Im Juni stürzen sich Rechtsextreme online mehr denn je auf das Thema Gender und Transfeindlichkeit, im Schulterschluss mit Querdenken und Verschwörungsideolog*innen. Aufgegriffen haben Rechte das Hass-Themenfeld aus den USA. Dort vollzog sich der Wandel vom Hass gegen die Gay-Community zum Hass auf trans Personen. Online Attacken, Doxxing Versuche, Deadnaming und Bedrohungen häufen sich.

Derweil brodelt es in der verschwörungsideologischen Ecke, während der brutale russische Angriffskrieg gegen die Ukraine die 100-Tage-Marke überschreitet. Dabei besticht, dass es gar nicht mal so viele neue Erzählungen über das Kriegsgeschehen gibt. Vielmehr lässt sich online beobachten, dass Demokratiefeind:innen auf „erprobte” Verschwörungsnarrative setzen. Zwar werden täglich Tausende von Falschinformationen auf Plattformen wie Telegram und TikTok verbreitet, doch erstaunlich oft ist der allgemeine Tenor dabei fast identisch.

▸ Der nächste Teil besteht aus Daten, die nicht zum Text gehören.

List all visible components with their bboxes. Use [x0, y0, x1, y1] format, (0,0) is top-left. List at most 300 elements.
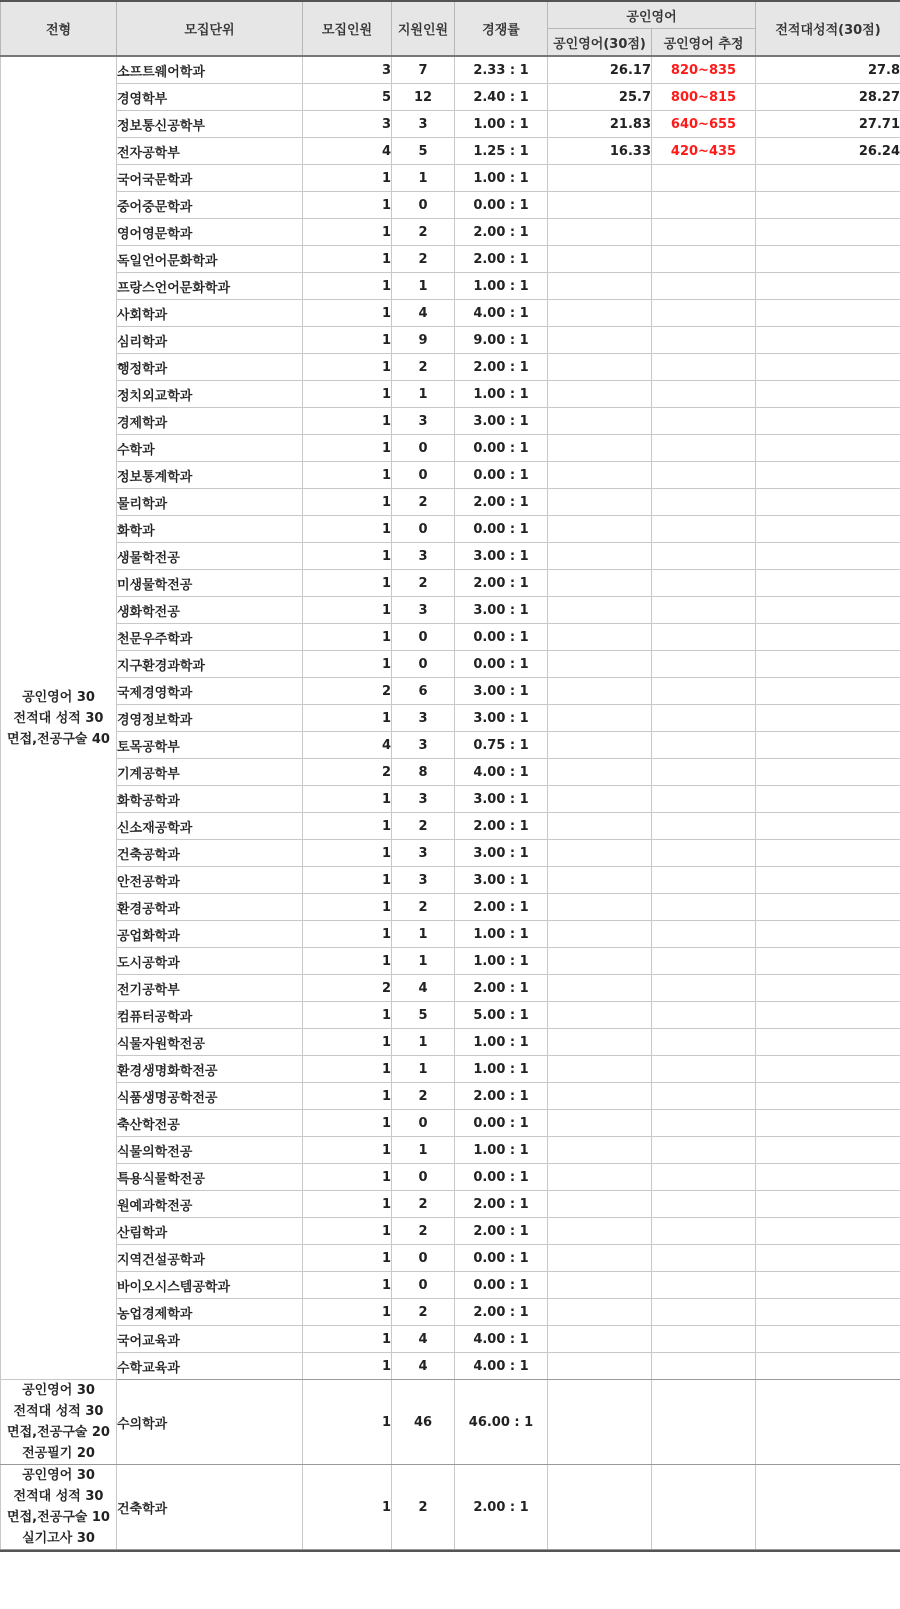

Im selben Monat geht der Prozess zwischen den beiden Schauspieler*innen Johnny Depp und Amber Heard zugunsten von Johnny Depp zu Ende. Begleitet wird das Ganze von einer beispiellosen misogynen Internet-Kampagne gegen Heard – befeuert massiv von Vertreter:innen der Alt-Right und Männerrechtsgruppen. Antifeminist*innen wittern ihre Chance um mit ihrer frauenfeindlichen Rhetorik Viral zu gehen. Für eine kurze Zeit scheinen COVID, Krieg und andere Belange vergessen – als misogyne Trolls durchs Internet gemeinsam wüten. Es zeigt sich wiedermal das Milieu-übergreifende Potential von Frauenhass.